The Classroom program debuted the first version of its “Storytelling Through Comics” curriculum to local area schools in the fall of 2011. “Storytelling Through Comics” is a free graphic literature creation program used by schools, teachers, and community organizations. The program currently offers students an educational experience that includes instruction in reading and vocabulary, writing stories, and eventually the creation of the students’ own comics. Completed entries are then published in a class collection.

With the help of hundreds of volunteers and donations, the Classroom launched the Denver Comic Con event on Father's Day weekend, June 15, 2012.

In 2014, the Board of Directors removed both co-founders Charlie LaGreca and Frank Romero, then voted to change the name to Pop Culture Classroom (PCC). The name change reflects the board's broader vision for the organization to go beyond comic books.

In 2019, Pop Culture Classroom launched Reno Pop Culture Con in Reno, Nevada.

In 2020, Denver Pop Culture Con and Reno Pop Culture Con were canceled due to the COVID-19 pandemic.

In March 2021, Fan Expo HQ acquired Denver Pop Culture Con from Pop Culture Classroom. Pop Culture Classroom will remain a part of the event as its featured charity and by providing educational program.

==Need==
The need for literacy education in Colorado inspired the Classroom program. High percentages of elementary and middle school-aged children in Colorado do not have or cannot afford after-school care. Additionally, several studies show that children who receive arts education often outperform children who do not in most educational areas.

==Curriculum==
Pop Culture Classroom's “Storytelling Through Comics” curriculum was designed to educate 11 to 14 year-old students (grades 5-8) about literacy and the arts. The common core curriculum enhanced students’ writing and reading abilities and artistic skills through an interactive educational experience focused around comic books and graphic novels. It could be offered as an after-school course, a stand-alone unit, or as a complement to an existing language arts curriculum in a classroom.

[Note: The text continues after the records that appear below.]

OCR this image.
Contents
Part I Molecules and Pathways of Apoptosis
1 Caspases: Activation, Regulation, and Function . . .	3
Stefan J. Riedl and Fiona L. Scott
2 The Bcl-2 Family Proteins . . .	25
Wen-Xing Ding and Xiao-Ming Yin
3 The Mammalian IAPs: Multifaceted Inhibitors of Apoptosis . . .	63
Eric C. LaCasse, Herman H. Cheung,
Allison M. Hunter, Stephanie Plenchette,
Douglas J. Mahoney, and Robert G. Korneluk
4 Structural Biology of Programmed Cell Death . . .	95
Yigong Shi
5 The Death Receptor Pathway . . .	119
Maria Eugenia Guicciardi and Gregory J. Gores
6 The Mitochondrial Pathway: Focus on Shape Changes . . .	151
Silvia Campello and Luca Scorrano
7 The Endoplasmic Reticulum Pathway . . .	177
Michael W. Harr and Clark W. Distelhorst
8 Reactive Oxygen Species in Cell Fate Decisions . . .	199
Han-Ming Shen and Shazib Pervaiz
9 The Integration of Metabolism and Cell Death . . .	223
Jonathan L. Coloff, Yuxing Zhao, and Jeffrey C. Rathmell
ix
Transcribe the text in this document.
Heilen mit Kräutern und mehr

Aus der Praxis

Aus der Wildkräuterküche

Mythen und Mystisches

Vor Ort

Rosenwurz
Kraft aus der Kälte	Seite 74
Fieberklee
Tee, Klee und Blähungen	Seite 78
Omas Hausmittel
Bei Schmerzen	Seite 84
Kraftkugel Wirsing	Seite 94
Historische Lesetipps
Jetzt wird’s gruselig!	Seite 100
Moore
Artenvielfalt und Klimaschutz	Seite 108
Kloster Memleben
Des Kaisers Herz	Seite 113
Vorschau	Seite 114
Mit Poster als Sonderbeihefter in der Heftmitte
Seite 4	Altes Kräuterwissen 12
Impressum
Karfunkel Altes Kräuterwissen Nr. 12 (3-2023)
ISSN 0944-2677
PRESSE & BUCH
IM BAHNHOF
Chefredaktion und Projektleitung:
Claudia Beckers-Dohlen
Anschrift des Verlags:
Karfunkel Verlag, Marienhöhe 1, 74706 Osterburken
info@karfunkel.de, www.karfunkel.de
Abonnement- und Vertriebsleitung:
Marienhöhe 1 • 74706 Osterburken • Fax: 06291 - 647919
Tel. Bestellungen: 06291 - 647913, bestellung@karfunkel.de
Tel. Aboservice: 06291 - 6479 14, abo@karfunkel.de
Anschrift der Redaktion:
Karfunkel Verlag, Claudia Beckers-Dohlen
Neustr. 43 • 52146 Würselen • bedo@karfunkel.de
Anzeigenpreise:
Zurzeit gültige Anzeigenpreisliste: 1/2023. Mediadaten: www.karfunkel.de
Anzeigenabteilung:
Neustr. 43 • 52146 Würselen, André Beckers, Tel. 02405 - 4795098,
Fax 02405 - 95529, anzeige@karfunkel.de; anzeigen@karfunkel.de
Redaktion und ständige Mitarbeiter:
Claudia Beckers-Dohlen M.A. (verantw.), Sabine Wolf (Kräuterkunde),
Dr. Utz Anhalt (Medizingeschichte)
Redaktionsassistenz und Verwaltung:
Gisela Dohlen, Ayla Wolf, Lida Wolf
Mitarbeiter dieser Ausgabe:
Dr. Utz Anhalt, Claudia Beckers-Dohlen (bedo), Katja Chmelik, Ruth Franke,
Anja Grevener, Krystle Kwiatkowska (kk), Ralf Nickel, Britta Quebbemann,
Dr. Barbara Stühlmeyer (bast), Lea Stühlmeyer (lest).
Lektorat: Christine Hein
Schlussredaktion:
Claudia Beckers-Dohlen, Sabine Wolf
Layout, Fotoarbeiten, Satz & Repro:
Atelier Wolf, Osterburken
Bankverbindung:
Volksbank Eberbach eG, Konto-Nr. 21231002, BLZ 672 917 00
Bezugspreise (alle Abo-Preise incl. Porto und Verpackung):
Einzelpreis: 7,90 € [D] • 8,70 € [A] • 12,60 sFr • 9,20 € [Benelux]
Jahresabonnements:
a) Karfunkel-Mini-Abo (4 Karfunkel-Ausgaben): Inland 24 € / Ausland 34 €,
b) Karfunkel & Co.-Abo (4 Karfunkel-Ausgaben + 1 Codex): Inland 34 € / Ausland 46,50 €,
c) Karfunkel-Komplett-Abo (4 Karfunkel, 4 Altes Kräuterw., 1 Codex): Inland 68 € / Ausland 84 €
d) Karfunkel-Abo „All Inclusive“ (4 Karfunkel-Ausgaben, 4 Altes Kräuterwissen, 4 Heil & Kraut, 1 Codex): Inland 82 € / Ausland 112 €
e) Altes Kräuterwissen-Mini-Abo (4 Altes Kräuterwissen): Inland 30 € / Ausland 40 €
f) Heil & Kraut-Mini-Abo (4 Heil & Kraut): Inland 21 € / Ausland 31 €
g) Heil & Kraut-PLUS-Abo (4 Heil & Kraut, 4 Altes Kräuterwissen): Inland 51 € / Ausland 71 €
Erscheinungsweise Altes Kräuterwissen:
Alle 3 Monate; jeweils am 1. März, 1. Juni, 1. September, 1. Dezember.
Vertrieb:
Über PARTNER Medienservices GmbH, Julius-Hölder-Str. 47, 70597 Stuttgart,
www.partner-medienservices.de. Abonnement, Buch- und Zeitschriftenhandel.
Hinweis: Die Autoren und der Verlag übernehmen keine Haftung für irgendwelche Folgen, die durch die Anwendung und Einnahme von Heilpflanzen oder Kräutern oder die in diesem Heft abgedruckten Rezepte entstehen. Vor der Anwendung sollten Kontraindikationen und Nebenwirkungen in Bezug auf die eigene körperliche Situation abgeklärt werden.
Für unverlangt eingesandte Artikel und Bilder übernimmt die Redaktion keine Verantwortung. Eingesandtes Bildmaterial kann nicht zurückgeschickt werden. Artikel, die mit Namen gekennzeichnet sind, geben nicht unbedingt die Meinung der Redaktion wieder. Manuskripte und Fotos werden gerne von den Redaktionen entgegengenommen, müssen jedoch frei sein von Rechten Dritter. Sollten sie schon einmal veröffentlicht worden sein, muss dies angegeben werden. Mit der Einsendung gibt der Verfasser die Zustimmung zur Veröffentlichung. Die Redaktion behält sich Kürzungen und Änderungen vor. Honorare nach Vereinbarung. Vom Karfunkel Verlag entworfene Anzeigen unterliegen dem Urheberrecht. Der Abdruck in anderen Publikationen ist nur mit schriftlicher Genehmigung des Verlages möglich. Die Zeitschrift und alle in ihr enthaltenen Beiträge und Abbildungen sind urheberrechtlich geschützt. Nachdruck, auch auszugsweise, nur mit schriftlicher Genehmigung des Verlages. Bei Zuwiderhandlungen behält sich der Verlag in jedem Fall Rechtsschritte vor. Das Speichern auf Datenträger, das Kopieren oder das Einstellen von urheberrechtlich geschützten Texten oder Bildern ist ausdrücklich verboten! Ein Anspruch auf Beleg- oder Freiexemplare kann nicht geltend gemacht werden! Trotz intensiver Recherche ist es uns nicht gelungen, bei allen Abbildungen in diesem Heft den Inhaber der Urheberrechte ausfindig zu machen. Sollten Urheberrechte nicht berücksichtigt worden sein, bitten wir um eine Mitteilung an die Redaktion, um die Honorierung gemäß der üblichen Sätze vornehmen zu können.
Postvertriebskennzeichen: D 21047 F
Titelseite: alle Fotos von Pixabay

The six-week program was broken out into a series of distinct lesson modules:

- The Joy of Reading: Students learn the terms associated with the creation, design, and reading of comics and gain an understanding of the enjoyment and personal fulfillment associated with the medium.
- Visual & Textual Storytelling: Students learn about storytelling arcs and define exposition, event, rising action, crisis, falling action and conclusion. Participants begin drafting their own short comic strip using the storytelling arc as a template.
- Dialogue: Students were introduced to dialogue as a narrative device and begin scripting their stories.
- Analyzing Conflict Resolution through Dialogue and Using an Outline: Students learned how dialogue reveals conflict and resolution in comics and learn the technique of reverse outlining to pace their stories.
- Basic Drawing for Comics: Students learned basic drawing techniques from a guest artist.
- Creating Comics and the “Author's Chair” Celebration: Students finished their comic story using techniques taught in previous modules and celebrate their achievement.

==Programming==
Programming is conducted by volunteers, many of whom are trained art educators or comic industry professionals. In addition to actively teaching in classrooms and after-school programs, volunteers provide administrative support, curriculum/assessment development, comic and literature reviews, outreach, website development, fundraising, and event planning.

==Influence==
Since the first Pop Culture Classroom program was conducted at Force Elementary School (Denver Public Schools) in the spring of 2010, Pop Culture Classroom has impacted over 400 students in the Denver metro region. The organization has conducted programs at over a dozen elementary and middle schools in the Denver area as well as community organizations such as the Boys & Girls Club of Metro Denver and the WOW! Children's Museum of Lafayette, Colorado.

==Support==
Supplementary support for Pop Culture Classroom's educational programming is provided by the Stan Lee Foundation and the national non-for-profit organization Generation Schools. In 2013, actor William Shatner appeared in the Pop Culture Classroom's "Corral" at Denver Comic Con to read Maurice Sendak's children's book Where The Wild Things Are in support of Pop Culture Classroom.